Just use 0, not 42, it's needlessly confusing.
I also think it would be far more readable if the operands were nicely
aligned.

> +        :  "+r" (dst_byte),             // %0
> +        "+r" (dst_alpha)             // %1

I think most likely these must be early-clobber (&)

> +        for (x = 0; x < (rw & ~7); x += 8)

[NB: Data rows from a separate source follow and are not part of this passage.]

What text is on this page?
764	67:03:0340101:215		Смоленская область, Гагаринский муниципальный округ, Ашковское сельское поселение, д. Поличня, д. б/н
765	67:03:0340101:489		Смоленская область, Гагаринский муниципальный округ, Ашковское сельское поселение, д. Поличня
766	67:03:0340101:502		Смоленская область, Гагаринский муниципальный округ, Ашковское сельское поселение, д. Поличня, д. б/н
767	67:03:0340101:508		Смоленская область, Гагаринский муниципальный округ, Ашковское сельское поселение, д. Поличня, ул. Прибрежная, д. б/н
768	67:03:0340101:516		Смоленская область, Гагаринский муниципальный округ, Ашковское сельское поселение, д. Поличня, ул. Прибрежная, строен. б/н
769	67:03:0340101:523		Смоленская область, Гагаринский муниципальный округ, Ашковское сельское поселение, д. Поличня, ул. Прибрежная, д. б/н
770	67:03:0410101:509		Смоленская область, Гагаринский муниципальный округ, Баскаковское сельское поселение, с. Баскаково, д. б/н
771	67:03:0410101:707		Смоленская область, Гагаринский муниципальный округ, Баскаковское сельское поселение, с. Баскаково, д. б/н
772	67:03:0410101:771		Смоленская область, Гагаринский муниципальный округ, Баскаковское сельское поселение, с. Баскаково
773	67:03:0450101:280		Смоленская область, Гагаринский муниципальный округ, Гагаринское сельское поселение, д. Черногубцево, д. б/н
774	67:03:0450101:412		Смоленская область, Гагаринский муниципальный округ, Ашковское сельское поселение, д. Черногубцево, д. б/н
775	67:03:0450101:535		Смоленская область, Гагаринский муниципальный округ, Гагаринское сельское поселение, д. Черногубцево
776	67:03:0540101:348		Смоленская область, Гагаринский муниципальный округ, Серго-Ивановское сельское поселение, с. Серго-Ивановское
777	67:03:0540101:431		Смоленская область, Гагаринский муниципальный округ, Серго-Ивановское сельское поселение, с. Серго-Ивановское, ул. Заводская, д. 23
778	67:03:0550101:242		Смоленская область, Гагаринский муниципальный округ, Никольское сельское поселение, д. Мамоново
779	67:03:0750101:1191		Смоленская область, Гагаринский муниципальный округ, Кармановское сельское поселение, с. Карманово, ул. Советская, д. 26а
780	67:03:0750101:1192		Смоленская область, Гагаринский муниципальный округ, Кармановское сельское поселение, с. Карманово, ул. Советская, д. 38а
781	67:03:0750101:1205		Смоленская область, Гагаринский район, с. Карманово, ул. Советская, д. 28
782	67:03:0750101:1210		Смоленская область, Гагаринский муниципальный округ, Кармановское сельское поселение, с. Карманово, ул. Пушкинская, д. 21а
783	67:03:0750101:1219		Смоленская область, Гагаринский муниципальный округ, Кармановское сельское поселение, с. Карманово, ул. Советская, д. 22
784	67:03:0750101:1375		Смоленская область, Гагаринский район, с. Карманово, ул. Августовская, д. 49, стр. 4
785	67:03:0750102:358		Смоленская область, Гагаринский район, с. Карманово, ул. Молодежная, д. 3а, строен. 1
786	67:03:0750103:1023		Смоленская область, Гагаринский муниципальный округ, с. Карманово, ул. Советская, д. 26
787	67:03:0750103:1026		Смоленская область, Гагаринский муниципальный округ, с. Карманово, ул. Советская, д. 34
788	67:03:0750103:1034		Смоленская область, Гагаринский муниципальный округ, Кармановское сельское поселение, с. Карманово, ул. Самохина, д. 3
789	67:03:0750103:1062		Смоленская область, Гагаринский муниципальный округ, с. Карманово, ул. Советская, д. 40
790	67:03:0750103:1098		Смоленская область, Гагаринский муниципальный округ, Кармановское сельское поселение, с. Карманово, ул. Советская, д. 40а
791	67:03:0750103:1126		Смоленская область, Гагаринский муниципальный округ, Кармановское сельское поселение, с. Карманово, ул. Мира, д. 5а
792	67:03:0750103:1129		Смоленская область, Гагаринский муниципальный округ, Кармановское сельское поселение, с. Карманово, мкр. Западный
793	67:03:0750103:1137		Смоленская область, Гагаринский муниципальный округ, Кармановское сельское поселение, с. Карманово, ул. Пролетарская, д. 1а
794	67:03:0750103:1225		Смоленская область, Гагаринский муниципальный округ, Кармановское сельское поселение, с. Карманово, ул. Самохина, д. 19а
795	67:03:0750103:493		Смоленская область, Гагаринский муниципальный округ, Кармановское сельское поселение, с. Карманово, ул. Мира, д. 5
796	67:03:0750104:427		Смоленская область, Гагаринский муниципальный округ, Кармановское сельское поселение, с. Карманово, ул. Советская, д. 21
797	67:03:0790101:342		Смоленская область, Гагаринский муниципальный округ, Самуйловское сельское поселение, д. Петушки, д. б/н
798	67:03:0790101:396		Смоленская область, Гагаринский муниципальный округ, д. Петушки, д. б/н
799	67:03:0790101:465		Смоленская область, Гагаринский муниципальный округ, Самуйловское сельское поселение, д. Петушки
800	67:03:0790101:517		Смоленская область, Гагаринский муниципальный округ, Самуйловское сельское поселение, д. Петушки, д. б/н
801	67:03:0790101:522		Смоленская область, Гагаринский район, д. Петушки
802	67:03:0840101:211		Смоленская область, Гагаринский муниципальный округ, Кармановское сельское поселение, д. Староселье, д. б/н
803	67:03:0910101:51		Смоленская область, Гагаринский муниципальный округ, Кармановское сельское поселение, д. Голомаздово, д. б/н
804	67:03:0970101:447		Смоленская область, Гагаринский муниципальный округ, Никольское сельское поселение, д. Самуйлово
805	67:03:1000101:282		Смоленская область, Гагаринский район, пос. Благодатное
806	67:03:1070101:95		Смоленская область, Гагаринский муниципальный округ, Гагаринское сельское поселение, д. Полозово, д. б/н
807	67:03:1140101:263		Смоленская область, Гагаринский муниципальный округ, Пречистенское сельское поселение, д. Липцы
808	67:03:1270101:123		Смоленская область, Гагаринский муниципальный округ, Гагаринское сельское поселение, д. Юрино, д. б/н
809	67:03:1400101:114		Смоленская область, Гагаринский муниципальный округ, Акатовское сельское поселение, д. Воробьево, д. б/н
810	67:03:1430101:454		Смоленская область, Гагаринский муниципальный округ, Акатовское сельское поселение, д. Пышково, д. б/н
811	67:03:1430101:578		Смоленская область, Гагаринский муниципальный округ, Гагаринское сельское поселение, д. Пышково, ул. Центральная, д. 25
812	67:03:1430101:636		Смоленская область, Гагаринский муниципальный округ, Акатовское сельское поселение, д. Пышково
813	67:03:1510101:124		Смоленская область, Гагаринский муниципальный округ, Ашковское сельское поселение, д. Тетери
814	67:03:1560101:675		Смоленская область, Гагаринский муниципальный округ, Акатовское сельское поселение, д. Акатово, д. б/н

Code above used - 7. It doesn't really matter if - 7 or & ~7, but it
should be the same everywhere.

> +            *(dst + x) = blend_byte(*(src+x), *(overlay+x), *(alpha+x));

I'd say it looks much nicer like this:

dst[x] = blend_byte(src[x], overlay[x], alpha[x]);

> +    int i, y, q = w / 8, r = w % 8;

Ugh, why use division?

> +    x86_reg wr = (x86_reg) w;

Useless cast?

> +                : "+r" (dst),         // %0
> +                "+r" (src),           // %1
> +                "+r" (overlay),       // %2
> +                "+r" (alpha)          // %3

Probably early-clobber?

> +                *(dst+i) = blend_byte(*(src+i), *(overlay+i), *(alpha+i));

See above for less-ugly...

And now I am too lazy to review the rest.